In a surprising twist of fate, we went from a somewhat more centralized online media situation back then (basically, Netflix) to a hellscape of dozens of streaming services today. And in many cases, older movies can only be found as used and/or pirated DVDs on eBay!

Thus, I'm writing a fresh guide to how I rip DVDs and Blu-Ray discs into my Mac, then transcode them with Handbrake.
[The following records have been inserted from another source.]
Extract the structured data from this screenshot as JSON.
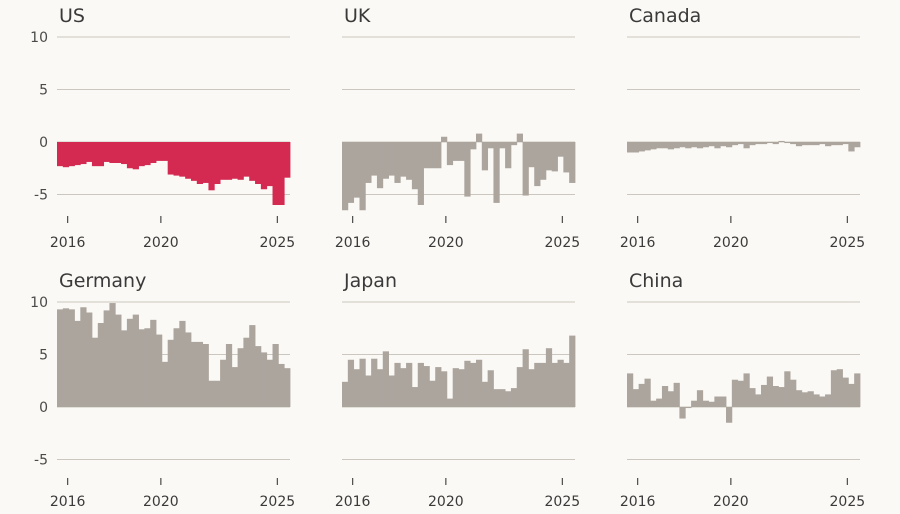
{
  "chart_data": [
    {
      "type": "bar",
      "title": "US",
      "color": "#d42a52",
      "frequency": "quarterly",
      "start": "2015Q3",
      "ylim": [
        -5,
        10
      ],
      "yticks": [
        10,
        5,
        0,
        -5
      ],
      "xticks": [
        "2016",
        "2020",
        "2025"
      ],
      "values": [
        -2.3,
        -2.4,
        -2.3,
        -2.2,
        -2.1,
        -1.9,
        -2.3,
        -2.3,
        -1.9,
        -2.0,
        -2.0,
        -2.1,
        -2.5,
        -2.6,
        -2.3,
        -2.2,
        -2.0,
        -1.8,
        -1.8,
        -3.1,
        -3.2,
        -3.3,
        -3.5,
        -3.7,
        -4.0,
        -3.9,
        -4.6,
        -4.0,
        -3.6,
        -3.6,
        -3.5,
        -3.6,
        -3.3,
        -3.7,
        -4.0,
        -4.5,
        -4.2,
        -6.0,
        -6.0,
        -3.4
      ]
    },
    {
      "type": "bar",
      "title": "UK",
      "color": "#aca59e",
      "frequency": "quarterly",
      "start": "2015Q3",
      "ylim": [
        -5,
        10
      ],
      "yticks": [
        10,
        5,
        0,
        -5
      ],
      "xticks": [
        "2016",
        "2020",
        "2025"
      ],
      "values": [
        -6.5,
        -5.8,
        -5.3,
        -6.5,
        -3.9,
        -3.2,
        -4.4,
        -3.5,
        -3.2,
        -3.9,
        -3.3,
        -3.6,
        -4.5,
        -6.0,
        -2.5,
        -2.5,
        -2.5,
        0.5,
        -2.2,
        -1.8,
        -1.8,
        -5.2,
        -0.7,
        0.8,
        -2.7,
        -0.6,
        -5.8,
        -0.6,
        -2.5,
        -0.3,
        0.8,
        -5.1,
        -2.4,
        -4.2,
        -3.6,
        -2.7,
        -2.8,
        -1.4,
        -2.9,
        -3.9
      ]
    },
    {
      "type": "bar",
      "title": "Canada",
      "color": "#aca59e",
      "frequency": "quarterly",
      "start": "2015Q3",
      "ylim": [
        -5,
        10
      ],
      "yticks": [
        10,
        5,
        0,
        -5
      ],
      "xticks": [
        "2016",
        "2020",
        "2025"
      ],
      "values": [
        -1.0,
        -1.0,
        -0.9,
        -0.8,
        -0.7,
        -0.6,
        -0.6,
        -0.7,
        -0.6,
        -0.5,
        -0.6,
        -0.5,
        -0.6,
        -0.5,
        -0.4,
        -0.6,
        -0.4,
        -0.5,
        -0.3,
        -0.2,
        -0.6,
        -0.3,
        -0.2,
        -0.2,
        -0.1,
        -0.2,
        0.1,
        -0.1,
        -0.2,
        -0.4,
        -0.3,
        -0.3,
        -0.3,
        -0.2,
        -0.4,
        -0.3,
        -0.3,
        -0.2,
        -0.9,
        -0.5
      ]
    },
    {
      "type": "bar",
      "title": "Germany",
      "color": "#aca59e",
      "frequency": "quarterly",
      "start": "2015Q3",
      "ylim": [
        -5,
        10
      ],
      "yticks": [
        10,
        5,
        0,
        -5
      ],
      "xticks": [
        "2016",
        "2020",
        "2025"
      ],
      "values": [
        9.3,
        9.4,
        9.3,
        8.2,
        9.5,
        9.0,
        6.6,
        8.0,
        9.2,
        9.9,
        8.8,
        7.3,
        8.4,
        8.8,
        7.4,
        7.5,
        8.3,
        6.9,
        4.3,
        6.4,
        7.5,
        8.2,
        7.1,
        6.2,
        6.2,
        6.0,
        2.5,
        2.5,
        4.5,
        6.0,
        3.8,
        5.6,
        6.6,
        7.8,
        5.8,
        5.2,
        4.5,
        6.0,
        4.1,
        3.7
      ]
    },
    {
      "type": "bar",
      "title": "Japan",
      "color": "#aca59e",
      "frequency": "quarterly",
      "start": "2015Q3",
      "ylim": [
        -5,
        10
      ],
      "yticks": [
        10,
        5,
        0,
        -5
      ],
      "xticks": [
        "2016",
        "2020",
        "2025"
      ],
      "values": [
        2.4,
        4.5,
        3.6,
        4.6,
        3.0,
        4.6,
        3.6,
        5.3,
        3.0,
        4.2,
        3.7,
        4.2,
        1.9,
        4.2,
        3.9,
        2.5,
        3.8,
        3.4,
        0.8,
        3.7,
        3.6,
        4.4,
        4.2,
        4.5,
        2.4,
        3.5,
        1.7,
        1.7,
        1.5,
        1.8,
        3.8,
        5.5,
        3.6,
        4.2,
        4.2,
        5.6,
        4.2,
        4.5,
        4.2,
        6.8
      ]
    },
    {
      "type": "bar",
      "title": "China",
      "color": "#aca59e",
      "frequency": "quarterly",
      "start": "2015Q3",
      "ylim": [
        -5,
        10
      ],
      "yticks": [
        10,
        5,
        0,
        -5
      ],
      "xticks": [
        "2016",
        "2020",
        "2025"
      ],
      "values": [
        3.2,
        1.7,
        2.2,
        2.7,
        0.6,
        0.8,
        2.0,
        1.5,
        2.3,
        -1.1,
        -0.1,
        0.6,
        1.6,
        0.6,
        0.5,
        1.0,
        1.0,
        -1.5,
        2.6,
        2.5,
        3.2,
        1.8,
        1.2,
        2.1,
        2.9,
        2.0,
        1.9,
        3.4,
        2.6,
        1.6,
        1.4,
        1.5,
        1.2,
        1.0,
        1.2,
        3.5,
        3.6,
        2.8,
        2.2,
        3.2
      ]
    }
  ]
}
Heck, some people who are deeper into the r/datahoarder rabbit hole even have dedicated transcoding servers so they can generate optimal archival copies in 4K, 1080p, etc. akin to how YouTube and other online platforms set up their files!

But for me, the basic process goes:

  1. Rip the physical disc's main title (usually the longest) to an MKV file using MakeMKV. (I bought a license years ago, since I use it so darn much, but it's also shareware that can be used for free.)
  2. Transcode the .mkv file to .mp4 using Handbrake's 1080p or 4K presets.
  3. Edit the file metadata using MetaZ.
  4. Copy the file to my NAS's Media directory.

After that last step, Jellyfin automatically scans the new movie and adds it to my library.

TV shows are a different beast—you have to rip in each episode, transcode them in a batch, edit the metadata in a batch, then ideally stick the episodes into a folder for each season so Jellyfin picks them up correctly.

In the end, I'm mystified it's still so hard to buy older movies so I can watch them on my networked devices. You'd think Hollywood would've learned from the music industry that if you just let people legally pay for non-DRM media, and make the process easy and convenient (certainly more convenient than sailing the seven seas or ripping discs), people will pay.

But whatever. I'll keep ripping video content off physical disks until the day I die, I guess.